Hydrogen packs more energy by weight than jet fuel, but it has lower energy by density. Hydrogen is a gas at room temperature, making it difficult to store in large quantities. There is an additional factor: keeping it in fuel tanks aboard aircraft requires hydrogen to be compressed into liquid form. To do that, hydrogen must be cooled to extremely low temperatures. In addition to the fuel and fuel tanks, the equipment needed to keep hydrogen fuel at low temperatures would add even more weight to a hydrogen-fueled aircraft.

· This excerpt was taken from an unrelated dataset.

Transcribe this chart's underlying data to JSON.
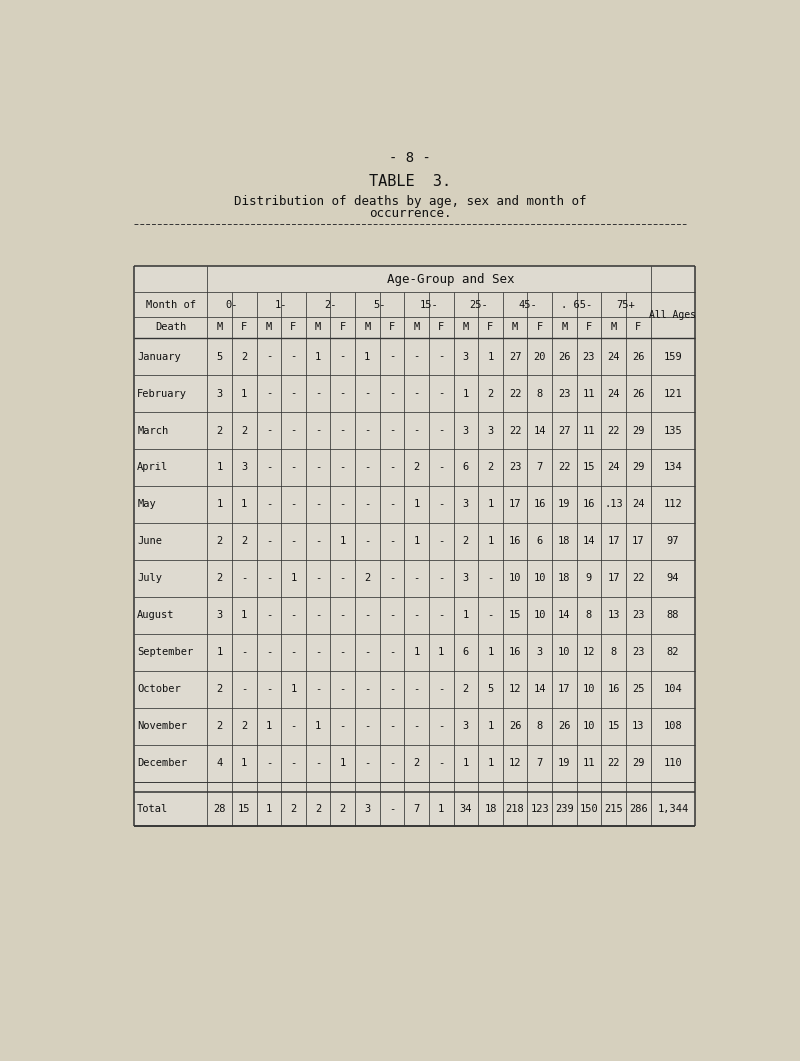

To deal with the challenges presented by hydrogen fuel, Airbus said it intends to develop a new cryogenic fuel delivery system to move hydrogen from the tanks to the turbofan engine. First, hydrogen needs to be converted from liquid to gas. Next, the hydrogen gas will be injected into the fuel combustor and ignited at a very high temperature — much hotter than jet-A. (Thom Patterson, Modern Flying)

Barriers to implementation of hydrogen aviation technology

A study by Roland Berger identified several barriers to airliner hydrogen technology. A redesign of much of the aircraft would be required, from the propulsion system to fuel storage. “Even for the near term, McKinsey found that fuel tank technology is a critical pacing factor in…hydrogen hybrids, let alone pure hydrogen power. A 50% reduction in overall liquid hydrogen tank mass will be necessary for 737-size hydrogen airliners to be feasible.”

Advancements in light-weighting storage tanks and cryogenic cooling systems are necessary to take advantage of hydrogen’s high energy density. A significant ramp-up in “green” hydrogen and carbon capture and storage (CCS) is required to increase the share of emissions-free hydrogen production. Hydrogen infrastructure improvements in fuel delivery to airports and airport refueling are necessary.

“While Boeing is exploring how hydrogen might be integrated into commercial aircraft,” Sheila Remes, Boeing VP of Environmental Sustainability, said, it’s “going to be hard.” Regarding hydrogen, “You want to make sure that it’s a choice that’s actually going to come out the other side as certifiable and safe” on the other hand, SAF “works with what we’ve got right now.”

Aviation industry’s green energy commitment and complexity

The industry’s differing approaches — and vested interests — underscore the complexity of eliminating aviation’s carbon emissions on a net basis by 2050. According to the International Air Transport Association, the cost of transitioning from fossil-derived jet fuel will be $2 trillion. Not even the industry agrees on how it will break decades-old habits or who will pay for it.

Ryanair CEO Michael O’Leary appeared cautious when it came to the outlook for new and emerging technologies in the sector. “I think...we should be honest again,” he said. “Certainly, for the next decade...I don’t think you’re going to see any — there’s no technology out there that’s going to replace…carbon, jet aviation.” “I don’t see the arrival of…hydrogen fuels; I don’t see the arrival of sustainable fuels, I don’t see the arrival of electric propulsion systems, certainly not before 2030,” he added.